It’s generally accepted that 3% isn’t a very ambitious 401(k) plan deferral rate, and won’t get many employees where they need to be financially as they approach retirement unless they enjoy miraculously high average investment returns. Most employees will need a figure closer to 10%, or even more, depending on how old they are when they begin to get serious about retirement saving.
Yet 3% has traditionally been the most common default deferral rate used by plans that auto-enroll participants. That’s changing, however.
Many plan sponsors have feared that, if they get too ambitious with the auto-deferral rate, employees will balk, and simply opt out of the plan, leaving them worse off than they otherwise would have been. Anecdotal evidence, supplemented by survey data, suggests that this fear is overblown.
For example, according to the money-manager newspaper Pensions & Investments, an auto dealership in the Midwest that raised its auto-enroll default deferral to 6% from 3% at the beginning of 2016 reported that its employees didn’t revolt. The company’s maximum deferral rate eligible for a 50% match is 6%, a fact that might have kept some employees from objecting.
Large 401(k) recordkeepers regularly crunch the numbers on deferral rates and other data from all the accounts they service and publish them. They also look at the impact of raising the default deferral rates for auto-enrolled participants. Although their data don’t always match, they tend to be similar, particularly with respect to trends.

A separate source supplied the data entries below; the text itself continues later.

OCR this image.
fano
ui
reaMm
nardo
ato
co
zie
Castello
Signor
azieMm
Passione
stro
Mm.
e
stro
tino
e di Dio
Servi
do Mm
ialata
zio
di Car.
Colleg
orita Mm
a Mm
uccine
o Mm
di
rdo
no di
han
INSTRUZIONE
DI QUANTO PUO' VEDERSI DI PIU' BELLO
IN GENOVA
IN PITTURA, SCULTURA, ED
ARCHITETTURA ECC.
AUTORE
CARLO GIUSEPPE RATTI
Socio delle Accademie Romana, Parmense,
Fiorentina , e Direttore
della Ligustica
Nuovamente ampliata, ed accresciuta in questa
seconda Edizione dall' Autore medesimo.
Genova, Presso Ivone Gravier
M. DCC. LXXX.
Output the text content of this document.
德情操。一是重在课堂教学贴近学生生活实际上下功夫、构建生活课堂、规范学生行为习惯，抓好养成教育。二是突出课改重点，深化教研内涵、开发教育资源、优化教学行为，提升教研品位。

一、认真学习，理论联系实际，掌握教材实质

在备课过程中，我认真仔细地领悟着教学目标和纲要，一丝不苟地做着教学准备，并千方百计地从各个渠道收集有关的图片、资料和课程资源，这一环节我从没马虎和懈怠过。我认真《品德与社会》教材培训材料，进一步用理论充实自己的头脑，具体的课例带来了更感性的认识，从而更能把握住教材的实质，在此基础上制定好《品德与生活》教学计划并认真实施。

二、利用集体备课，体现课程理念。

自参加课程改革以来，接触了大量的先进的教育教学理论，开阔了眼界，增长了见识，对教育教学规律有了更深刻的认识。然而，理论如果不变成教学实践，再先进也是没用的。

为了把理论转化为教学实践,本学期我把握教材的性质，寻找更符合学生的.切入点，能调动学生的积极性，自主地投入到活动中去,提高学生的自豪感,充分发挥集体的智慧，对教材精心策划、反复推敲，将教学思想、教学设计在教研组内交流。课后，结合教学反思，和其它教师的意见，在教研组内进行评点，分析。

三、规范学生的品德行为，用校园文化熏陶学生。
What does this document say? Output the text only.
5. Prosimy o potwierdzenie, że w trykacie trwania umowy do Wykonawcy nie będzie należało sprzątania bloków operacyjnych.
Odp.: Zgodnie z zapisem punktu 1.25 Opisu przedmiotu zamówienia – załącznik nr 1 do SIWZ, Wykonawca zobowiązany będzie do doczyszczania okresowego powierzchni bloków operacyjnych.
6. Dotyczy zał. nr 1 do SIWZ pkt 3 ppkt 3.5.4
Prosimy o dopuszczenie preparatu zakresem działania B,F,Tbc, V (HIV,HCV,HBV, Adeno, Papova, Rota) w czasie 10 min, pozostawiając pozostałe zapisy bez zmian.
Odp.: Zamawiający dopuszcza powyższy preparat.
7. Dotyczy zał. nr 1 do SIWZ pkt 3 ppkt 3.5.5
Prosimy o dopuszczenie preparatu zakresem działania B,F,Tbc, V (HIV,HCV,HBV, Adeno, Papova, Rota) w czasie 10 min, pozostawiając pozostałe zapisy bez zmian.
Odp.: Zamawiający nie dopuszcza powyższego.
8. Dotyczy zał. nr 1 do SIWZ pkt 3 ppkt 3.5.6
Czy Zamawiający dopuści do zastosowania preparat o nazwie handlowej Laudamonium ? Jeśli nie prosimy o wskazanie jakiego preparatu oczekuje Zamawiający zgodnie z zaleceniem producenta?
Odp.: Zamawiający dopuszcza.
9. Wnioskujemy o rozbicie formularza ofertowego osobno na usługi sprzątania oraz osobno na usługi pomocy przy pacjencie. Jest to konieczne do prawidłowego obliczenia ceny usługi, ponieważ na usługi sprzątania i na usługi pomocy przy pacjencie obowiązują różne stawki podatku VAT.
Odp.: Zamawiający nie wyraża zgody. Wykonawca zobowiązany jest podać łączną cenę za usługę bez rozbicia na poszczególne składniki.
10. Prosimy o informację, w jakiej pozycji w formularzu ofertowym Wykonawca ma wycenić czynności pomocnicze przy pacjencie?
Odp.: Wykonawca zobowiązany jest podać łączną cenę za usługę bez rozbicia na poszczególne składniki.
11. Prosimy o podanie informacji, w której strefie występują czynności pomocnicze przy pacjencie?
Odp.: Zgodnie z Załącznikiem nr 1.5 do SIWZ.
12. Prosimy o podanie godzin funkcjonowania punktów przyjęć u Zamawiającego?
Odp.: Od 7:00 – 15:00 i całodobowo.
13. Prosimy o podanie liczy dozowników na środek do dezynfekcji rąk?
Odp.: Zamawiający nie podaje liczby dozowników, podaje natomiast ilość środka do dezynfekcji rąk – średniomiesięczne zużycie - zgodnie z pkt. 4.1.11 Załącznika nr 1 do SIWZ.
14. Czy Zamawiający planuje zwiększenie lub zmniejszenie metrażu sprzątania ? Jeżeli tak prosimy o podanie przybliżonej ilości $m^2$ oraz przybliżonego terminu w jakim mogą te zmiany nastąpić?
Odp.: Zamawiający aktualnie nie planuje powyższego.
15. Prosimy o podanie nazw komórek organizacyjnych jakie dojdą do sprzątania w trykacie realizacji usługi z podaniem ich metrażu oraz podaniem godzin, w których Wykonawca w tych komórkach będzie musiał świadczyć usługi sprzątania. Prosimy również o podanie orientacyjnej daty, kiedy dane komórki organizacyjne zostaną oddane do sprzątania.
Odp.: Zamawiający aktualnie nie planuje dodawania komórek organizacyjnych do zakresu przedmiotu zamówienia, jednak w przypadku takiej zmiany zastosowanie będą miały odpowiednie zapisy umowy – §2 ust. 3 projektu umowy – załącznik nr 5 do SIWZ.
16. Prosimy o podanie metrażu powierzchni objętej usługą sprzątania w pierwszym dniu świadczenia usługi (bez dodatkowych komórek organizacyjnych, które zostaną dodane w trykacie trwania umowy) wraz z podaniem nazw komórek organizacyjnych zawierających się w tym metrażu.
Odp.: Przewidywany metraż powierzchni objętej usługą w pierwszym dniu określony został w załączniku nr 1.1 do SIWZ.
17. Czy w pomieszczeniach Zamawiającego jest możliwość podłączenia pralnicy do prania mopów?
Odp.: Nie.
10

For example, Wells Fargo’s Institutional Retirement and Trust unit determined that there’s no difference in auto-enrolled participant opt-out rates whether the deferral rate is 3% or 6%. (The opt-out rate for both was about 11%.)
Meanwhile, T. Rowe Price reports that in 2011 only 17% of the plans it administered with auto-enrollment had default deferral rates of 6% and above. By 2016, it had risen to 33%. That’s just a hair under the 34% prevalence of the once dominant 3% default deferral rate (used by half of the firm’s clients in 2011). In other words, if those trends have kept up, this year the most popular deferral rate among its clients will be 6%.
At Vanguard, the trends are the same, although in 2016 the percentage of plan sponsors using at least a 6% auto-enroll default deferral rate was only 20%, with 45% still using the traditional 3% rate. Fidelity has reported similar current rates: 18% use 6% deferral rates, and 48% use 3%.
Companies that are fully comfortable with auto-enrollment don’t limit the practice to new employees. Some extend auto-enrollment to eligible employees who aren’t participating (such as if they were hired before auto-enrollment began or employees opted out after being auto-enrolled in the previous enrollment cycle). Others include auto-increases to deferral rates for active participants whose deferral rate is lower than the default rate.
Research also shows that employers that auto-enroll participants have better luck getting them to accept auto-increases in their deferral rates. Among T. Rowe Price clients, for example, two-thirds of participants in plans with an auto-enroll go along with auto-increases in deferral rates. But when auto-increase formulas are used for participants who weren’t auto-enrolled, only 12% stick with that program.
And remember: Auto-enrollment often helps plans pass average deferral percentage (ADP) testing because the average deferral rate for nonhighly compensated employees will increase. Is a higher auto-enrollment deferral rate right for your plan and its participants? Discuss it with your benefits specialist and don’t forget to sweeten the pot with matching contributions.